In the past few years, both my sister along with two of my wife's sisters have lost their husbands at a much too early age. Although the circumstances between each is different, for some unknown reason I was thinking about the ways each has dealt with the loss, and from that a lesson we all can learn from emerged.
What this weeks Monday Morning Minute is not, is a suggestion of how a person can deal with their loss. I am taking some artistic license here and using the loss of a loved one or husband as the catalyst to start a train of thought, in this case using the loss as a picture and illustration.
Here is the thing I know, we have all faced loss, and not just the loss of a loved one. We have lost at home, we have lost at work or school, we have loss when it comes to the things we set out to do. The lesson I think exists here is what those next steps look like, and how we deal with them.
When my sister lost her husband a few years ago, she was an absolute wreck. Our hearts broke as she went through the grieving process, in her case, it involved using reference material that told her what she should be feeling at various weeks past the initial loss.
In one hard conversation she commented that she did not know how she would be able to move on.

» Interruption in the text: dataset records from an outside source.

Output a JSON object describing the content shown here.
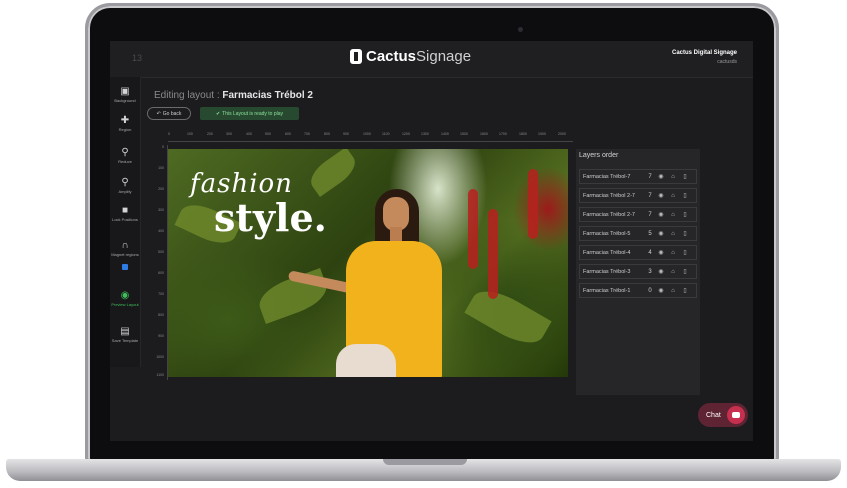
{
  "header": {
    "corner_number": "13",
    "brand_bold": "Cactus",
    "brand_light": "Signage",
    "account_name": "Cactus Digital Signage",
    "account_user": "cactusds"
  },
  "sidebar": {
    "items": [
      {
        "icon": "image-icon",
        "label": "Background"
      },
      {
        "icon": "plus-icon",
        "label": "Region"
      },
      {
        "icon": "zoom-out-icon",
        "label": "Reduce"
      },
      {
        "icon": "zoom-in-icon",
        "label": "Amplify"
      },
      {
        "icon": "lock-icon",
        "label": "Lock Positions"
      },
      {
        "icon": "magnet-icon",
        "label": "Magnet regions"
      },
      {
        "icon": "eye-icon",
        "label": "Preview Layout"
      },
      {
        "icon": "save-icon",
        "label": "Save Template"
      }
    ]
  },
  "editing": {
    "prefix": "Editing layout :",
    "layout_name": "Farmacias Trébol 2"
  },
  "actions": {
    "go_back": "Go back",
    "ready": "This Layout is ready to play"
  },
  "ruler": {
    "top": [
      "0",
      "100",
      "200",
      "300",
      "400",
      "500",
      "600",
      "700",
      "800",
      "900",
      "1000",
      "1100",
      "1200",
      "1300",
      "1400",
      "1500",
      "1600",
      "1700",
      "1800",
      "1900",
      "2000"
    ],
    "left": [
      "0",
      "100",
      "200",
      "300",
      "400",
      "500",
      "600",
      "700",
      "800",
      "900",
      "1000",
      "1100"
    ]
  },
  "canvas_text": {
    "line1": "fashion",
    "line2": "style."
  },
  "layers": {
    "title": "Layers order",
    "rows": [
      {
        "name": "Farmacias Trébol-7",
        "order": "7"
      },
      {
        "name": "Farmacias Trébol 2-7",
        "order": "7"
      },
      {
        "name": "Farmacias Trébol 2-7",
        "order": "7"
      },
      {
        "name": "Farmacias Trébol-5",
        "order": "5"
      },
      {
        "name": "Farmacias Trébol-4",
        "order": "4"
      },
      {
        "name": "Farmacias Trébol-3",
        "order": "3"
      },
      {
        "name": "Farmacias Trébol-1",
        "order": "0"
      }
    ]
  },
  "chat": {
    "label": "Chat"
  },
  "colors": {
    "accent_green": "#3fbf5a",
    "chat_pink": "#c62f4e",
    "dress_yellow": "#f2b21b"
  }
}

I remember during that conversation making the comment to her, that her husband would not want her to stop living, and that the best way she could honor his memory is in being the best you, she could possibly be.
I think that notion extends to many other aspects of life. All of us have faced failure or setback in life. My question to you is this, how did you deal with it.
Did you fold up, give up, gather up, and head home, tail between your legs. Or did you embrace what was learned and face that challenge again another day?
Did you use that failure as the reason why the next time you tried something, you were better situated to succeed at what you set out to accomplish?
Did you vow to never do the things you did that caused the hurt, and find a way to not only learn from it, but apply it to future endeavors?
If we as humans allow the past to define us, we miss out on all the future holds for us. If, instead of looking forward each and everyday to a bright new future, we spend the days looking over our shoulder at what once was, there is a whole lot of life we will end up missing out on.
Here is what really brought this full circle for me. Imagine if you will, a time in the not so distant future, where you find yourself reunited again with that lost loved one, or the failure that so succinctly kicked your butt. What would you report back at that time as to what was done to accomplish great things.
Perhaps I am being flippant or insensitive to those who have lost loved ones, but the truth is, I think I am being quite the opposite. The greatest way you honor past experience is succeeding at future experiences, and constantly looking over your shoulder at a past that gets further and further away every waking minute means you will miss out on your next chapter.
If this lesson does not apply to you, I am sorry. But for me, the greatest honor I can give or do to that which defined me in the past is to simply succeed at what I have in front of me. And not just succeed, but succeed in a brilliant way that exceeds your wildest expectations.